Pour grinds into the filter. Begin pouring water onto the grinds. Begin at the center and move the kettle clockwise and outward until all grinds have been soaked. Only pour twice the amount of water for the amount of coffee (e.g. 55 grams of coffee then only pour 110ml of water). Let the grinds soak forming the “Bloom” for 45 seconds.

Step 4

Continue to pour until the filter has filled with water (usually around 250-300ml). Ensure you continue to move the kettle in a clockwise fashion, not directly into the center. Wash down the sides with the kettle as well, ensuring all grinds are immersed.

Step 5

Once you have reached the final mass stop the pour (55grams coffee = 550ml of water).

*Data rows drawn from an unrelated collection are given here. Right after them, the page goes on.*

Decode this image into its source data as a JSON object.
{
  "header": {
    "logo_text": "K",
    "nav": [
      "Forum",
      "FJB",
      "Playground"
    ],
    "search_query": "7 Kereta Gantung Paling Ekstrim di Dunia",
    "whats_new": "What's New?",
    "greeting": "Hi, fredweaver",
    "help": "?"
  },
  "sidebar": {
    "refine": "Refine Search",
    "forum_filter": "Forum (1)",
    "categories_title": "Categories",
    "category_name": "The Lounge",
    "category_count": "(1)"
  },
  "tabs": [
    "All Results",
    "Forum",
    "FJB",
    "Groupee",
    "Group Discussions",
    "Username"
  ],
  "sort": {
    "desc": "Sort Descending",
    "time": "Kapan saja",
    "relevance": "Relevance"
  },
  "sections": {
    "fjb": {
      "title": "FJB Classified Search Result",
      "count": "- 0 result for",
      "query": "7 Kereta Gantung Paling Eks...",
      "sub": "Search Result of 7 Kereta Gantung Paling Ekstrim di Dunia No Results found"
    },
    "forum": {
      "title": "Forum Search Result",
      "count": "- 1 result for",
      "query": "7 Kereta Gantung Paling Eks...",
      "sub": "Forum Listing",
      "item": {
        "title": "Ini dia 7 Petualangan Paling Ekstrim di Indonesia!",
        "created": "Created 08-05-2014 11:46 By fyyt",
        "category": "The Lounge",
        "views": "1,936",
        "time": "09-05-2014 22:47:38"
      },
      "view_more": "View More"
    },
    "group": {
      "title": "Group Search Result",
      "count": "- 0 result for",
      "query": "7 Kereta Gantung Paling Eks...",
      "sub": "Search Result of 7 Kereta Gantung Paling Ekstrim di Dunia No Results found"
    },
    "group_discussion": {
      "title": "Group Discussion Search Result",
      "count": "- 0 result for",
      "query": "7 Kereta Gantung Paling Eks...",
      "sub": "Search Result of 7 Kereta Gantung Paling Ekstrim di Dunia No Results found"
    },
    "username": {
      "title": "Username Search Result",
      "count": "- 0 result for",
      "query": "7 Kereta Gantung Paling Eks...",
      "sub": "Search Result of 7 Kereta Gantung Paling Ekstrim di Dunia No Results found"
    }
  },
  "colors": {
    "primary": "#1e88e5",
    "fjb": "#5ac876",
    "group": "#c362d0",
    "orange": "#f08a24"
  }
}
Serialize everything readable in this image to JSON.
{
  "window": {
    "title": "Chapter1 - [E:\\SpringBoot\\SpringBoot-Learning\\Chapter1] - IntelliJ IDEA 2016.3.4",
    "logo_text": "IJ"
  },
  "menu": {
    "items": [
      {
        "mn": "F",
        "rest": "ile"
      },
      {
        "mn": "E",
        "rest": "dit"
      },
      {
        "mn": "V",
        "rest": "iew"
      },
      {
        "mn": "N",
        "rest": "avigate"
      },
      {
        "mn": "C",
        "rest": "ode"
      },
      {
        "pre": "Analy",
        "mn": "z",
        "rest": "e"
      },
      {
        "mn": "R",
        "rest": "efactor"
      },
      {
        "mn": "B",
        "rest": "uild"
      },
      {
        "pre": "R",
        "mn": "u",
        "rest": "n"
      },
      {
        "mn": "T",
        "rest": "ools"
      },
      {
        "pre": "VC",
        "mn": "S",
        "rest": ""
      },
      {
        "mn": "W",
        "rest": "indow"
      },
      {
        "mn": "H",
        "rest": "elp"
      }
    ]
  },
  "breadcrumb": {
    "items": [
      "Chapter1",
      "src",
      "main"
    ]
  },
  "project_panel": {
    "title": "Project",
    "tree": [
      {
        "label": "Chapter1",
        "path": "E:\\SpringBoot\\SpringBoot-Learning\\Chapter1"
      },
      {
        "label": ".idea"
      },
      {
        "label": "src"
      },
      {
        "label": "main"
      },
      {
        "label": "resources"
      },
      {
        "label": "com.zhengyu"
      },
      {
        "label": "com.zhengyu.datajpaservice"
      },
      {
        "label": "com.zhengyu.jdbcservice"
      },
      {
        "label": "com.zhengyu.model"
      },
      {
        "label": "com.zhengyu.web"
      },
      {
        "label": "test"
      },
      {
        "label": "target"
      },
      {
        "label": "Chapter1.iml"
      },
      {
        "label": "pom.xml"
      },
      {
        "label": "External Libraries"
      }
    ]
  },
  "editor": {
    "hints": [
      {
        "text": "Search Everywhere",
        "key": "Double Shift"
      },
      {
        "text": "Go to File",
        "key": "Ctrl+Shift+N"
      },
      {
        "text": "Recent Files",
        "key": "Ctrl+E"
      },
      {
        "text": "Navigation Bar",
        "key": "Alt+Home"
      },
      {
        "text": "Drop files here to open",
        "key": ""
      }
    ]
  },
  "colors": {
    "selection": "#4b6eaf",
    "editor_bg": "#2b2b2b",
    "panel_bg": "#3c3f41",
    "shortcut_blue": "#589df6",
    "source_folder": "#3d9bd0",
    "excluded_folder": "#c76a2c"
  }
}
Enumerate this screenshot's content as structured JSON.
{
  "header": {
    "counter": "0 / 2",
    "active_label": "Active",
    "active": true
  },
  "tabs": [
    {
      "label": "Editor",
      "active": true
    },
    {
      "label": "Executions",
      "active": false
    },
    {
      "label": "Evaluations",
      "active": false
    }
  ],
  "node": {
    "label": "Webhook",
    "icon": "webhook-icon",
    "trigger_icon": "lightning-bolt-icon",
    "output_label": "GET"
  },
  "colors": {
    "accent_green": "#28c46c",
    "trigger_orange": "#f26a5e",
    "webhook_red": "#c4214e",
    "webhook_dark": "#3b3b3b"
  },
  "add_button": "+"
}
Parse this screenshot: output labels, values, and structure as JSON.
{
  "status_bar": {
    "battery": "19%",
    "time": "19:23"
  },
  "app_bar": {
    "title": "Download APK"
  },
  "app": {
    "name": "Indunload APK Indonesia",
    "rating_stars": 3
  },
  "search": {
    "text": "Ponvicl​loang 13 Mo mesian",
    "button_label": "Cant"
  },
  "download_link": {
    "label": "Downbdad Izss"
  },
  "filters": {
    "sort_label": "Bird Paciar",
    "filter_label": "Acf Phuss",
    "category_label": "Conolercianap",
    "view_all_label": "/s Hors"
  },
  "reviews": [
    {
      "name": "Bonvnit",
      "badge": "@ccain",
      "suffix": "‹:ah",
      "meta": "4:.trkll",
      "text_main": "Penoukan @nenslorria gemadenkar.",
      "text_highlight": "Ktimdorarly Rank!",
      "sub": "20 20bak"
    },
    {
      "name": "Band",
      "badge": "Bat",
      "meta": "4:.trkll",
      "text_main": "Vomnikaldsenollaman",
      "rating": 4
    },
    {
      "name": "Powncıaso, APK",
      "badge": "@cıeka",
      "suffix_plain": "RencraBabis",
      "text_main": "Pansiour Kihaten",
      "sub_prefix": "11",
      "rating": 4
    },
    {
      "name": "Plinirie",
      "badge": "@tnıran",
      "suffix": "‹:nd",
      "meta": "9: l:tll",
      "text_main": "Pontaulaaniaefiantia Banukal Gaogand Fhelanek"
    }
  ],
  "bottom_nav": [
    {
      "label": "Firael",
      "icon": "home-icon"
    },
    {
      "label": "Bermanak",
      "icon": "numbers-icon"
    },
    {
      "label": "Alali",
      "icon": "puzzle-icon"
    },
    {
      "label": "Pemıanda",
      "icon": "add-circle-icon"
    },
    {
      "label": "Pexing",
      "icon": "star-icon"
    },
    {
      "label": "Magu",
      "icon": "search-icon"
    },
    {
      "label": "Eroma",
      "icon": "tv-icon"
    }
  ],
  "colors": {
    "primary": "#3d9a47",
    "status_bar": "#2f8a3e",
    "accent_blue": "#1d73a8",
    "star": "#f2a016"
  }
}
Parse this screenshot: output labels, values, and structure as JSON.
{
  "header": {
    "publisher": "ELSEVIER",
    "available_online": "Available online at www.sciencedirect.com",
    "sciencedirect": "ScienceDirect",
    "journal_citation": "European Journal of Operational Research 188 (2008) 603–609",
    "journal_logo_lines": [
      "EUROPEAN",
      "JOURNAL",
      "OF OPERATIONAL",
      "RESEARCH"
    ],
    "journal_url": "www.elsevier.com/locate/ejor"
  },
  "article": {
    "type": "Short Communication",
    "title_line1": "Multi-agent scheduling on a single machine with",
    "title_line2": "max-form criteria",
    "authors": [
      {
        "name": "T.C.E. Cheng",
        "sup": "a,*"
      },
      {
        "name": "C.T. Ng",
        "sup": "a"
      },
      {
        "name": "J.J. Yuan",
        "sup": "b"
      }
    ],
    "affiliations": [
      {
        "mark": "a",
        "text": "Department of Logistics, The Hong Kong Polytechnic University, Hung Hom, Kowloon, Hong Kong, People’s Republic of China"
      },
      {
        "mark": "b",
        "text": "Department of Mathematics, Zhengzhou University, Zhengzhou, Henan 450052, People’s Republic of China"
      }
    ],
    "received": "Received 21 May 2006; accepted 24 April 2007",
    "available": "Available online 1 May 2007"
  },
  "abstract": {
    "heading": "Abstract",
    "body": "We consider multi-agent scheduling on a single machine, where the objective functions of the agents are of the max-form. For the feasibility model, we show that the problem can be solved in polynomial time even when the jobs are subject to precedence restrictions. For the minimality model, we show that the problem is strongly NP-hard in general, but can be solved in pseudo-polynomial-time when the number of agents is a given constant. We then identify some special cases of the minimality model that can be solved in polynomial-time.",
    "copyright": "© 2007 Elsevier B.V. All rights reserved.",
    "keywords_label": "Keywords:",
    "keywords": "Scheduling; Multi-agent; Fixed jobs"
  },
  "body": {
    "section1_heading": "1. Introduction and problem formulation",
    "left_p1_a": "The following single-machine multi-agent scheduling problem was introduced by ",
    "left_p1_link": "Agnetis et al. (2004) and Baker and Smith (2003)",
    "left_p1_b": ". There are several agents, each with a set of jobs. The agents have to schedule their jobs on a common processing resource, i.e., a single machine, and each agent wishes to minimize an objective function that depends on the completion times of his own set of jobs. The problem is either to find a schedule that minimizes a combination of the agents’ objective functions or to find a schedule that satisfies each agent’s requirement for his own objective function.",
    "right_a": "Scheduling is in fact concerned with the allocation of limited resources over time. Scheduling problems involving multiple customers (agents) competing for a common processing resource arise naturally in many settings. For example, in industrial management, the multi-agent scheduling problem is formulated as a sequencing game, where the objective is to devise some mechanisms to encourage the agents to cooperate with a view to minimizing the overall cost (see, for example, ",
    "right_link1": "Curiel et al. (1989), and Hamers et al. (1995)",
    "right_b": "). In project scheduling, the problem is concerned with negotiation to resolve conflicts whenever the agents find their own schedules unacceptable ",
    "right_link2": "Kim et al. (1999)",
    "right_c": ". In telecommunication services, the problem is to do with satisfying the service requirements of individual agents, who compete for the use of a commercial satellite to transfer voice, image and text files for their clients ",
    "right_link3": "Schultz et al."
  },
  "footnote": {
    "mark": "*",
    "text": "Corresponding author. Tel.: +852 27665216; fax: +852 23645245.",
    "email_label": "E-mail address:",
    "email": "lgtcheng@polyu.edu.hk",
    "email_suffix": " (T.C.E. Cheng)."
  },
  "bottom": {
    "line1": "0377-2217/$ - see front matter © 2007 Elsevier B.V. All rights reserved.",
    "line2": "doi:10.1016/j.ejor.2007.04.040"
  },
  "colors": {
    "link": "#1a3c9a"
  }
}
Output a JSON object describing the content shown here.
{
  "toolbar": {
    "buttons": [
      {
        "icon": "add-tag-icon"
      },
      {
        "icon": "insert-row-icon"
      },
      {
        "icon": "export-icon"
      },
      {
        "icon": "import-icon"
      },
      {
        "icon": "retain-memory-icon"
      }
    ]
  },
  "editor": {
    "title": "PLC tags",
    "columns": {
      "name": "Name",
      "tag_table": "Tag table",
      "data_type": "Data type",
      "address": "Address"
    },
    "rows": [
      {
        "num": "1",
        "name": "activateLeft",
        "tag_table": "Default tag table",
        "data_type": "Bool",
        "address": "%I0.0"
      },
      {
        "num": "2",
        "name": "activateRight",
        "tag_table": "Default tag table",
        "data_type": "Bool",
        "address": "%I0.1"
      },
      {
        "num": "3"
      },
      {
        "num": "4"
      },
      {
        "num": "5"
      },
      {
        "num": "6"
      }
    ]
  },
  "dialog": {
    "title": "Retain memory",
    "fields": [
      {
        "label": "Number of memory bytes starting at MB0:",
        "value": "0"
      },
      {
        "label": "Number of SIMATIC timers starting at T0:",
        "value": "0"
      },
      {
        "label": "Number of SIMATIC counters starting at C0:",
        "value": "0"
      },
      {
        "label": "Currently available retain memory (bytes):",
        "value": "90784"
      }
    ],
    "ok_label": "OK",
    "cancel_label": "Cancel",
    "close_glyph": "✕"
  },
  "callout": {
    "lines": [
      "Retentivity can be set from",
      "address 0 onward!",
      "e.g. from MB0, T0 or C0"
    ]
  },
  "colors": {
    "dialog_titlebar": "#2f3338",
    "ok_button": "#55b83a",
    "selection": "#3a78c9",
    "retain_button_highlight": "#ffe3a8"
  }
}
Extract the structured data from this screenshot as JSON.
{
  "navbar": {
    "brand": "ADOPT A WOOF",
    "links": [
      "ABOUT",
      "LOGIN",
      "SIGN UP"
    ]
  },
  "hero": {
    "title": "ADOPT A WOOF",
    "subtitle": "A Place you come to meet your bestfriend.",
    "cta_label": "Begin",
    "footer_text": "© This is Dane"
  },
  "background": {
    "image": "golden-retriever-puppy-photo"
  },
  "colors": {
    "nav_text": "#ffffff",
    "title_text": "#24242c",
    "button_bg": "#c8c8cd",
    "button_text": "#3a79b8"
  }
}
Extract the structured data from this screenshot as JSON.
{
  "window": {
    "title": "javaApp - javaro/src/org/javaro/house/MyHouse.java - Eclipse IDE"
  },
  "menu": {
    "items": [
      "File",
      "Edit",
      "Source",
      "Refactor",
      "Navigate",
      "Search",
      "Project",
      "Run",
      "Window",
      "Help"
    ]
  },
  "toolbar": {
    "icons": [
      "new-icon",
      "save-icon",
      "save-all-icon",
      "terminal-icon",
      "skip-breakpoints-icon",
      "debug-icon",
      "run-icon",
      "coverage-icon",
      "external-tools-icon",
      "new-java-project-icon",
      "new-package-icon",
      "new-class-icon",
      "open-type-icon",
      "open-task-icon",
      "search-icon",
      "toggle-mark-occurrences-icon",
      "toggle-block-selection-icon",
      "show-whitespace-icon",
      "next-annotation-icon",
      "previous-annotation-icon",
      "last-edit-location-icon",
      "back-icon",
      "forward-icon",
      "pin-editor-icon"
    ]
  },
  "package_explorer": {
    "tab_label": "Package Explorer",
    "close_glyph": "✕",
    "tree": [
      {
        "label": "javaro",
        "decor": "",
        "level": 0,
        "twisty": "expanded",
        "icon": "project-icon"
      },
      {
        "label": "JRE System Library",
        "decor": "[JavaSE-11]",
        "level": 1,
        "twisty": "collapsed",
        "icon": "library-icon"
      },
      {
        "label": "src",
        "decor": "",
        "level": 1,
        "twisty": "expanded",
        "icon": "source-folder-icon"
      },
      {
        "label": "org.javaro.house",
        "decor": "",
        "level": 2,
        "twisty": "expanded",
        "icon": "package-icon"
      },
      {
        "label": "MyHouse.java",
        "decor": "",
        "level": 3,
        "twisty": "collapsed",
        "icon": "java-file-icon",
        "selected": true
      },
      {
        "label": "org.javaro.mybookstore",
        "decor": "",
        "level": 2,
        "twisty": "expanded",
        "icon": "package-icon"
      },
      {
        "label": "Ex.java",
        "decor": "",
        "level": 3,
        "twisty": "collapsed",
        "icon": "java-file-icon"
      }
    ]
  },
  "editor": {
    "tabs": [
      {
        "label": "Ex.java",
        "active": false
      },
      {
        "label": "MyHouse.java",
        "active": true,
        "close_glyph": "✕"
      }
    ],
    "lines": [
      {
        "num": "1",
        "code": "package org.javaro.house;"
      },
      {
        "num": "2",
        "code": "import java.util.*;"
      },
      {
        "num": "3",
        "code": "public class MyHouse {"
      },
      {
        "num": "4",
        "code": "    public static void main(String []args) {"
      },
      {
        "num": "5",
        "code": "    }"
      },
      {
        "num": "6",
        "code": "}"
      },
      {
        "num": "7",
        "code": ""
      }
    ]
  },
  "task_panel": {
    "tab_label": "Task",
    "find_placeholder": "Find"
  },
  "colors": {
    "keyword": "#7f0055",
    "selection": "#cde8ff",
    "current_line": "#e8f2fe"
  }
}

The entire brew process, from initial to final pour, should be around 4 minutes. Adjust your pouring speed if it is not.

Step 6

Remove the filter before the last drop comes out. Give the chemex a few vigorous swirls and pour into a pre-heated glass (Pour some kettle water into the mug 1 minute before final pour).


The filter can be thrown into a compost or the garbage. Ensure you wash the chemex immediately after use using warm water, do not use soap. Turn the chemex upside down and leave on a drying rack.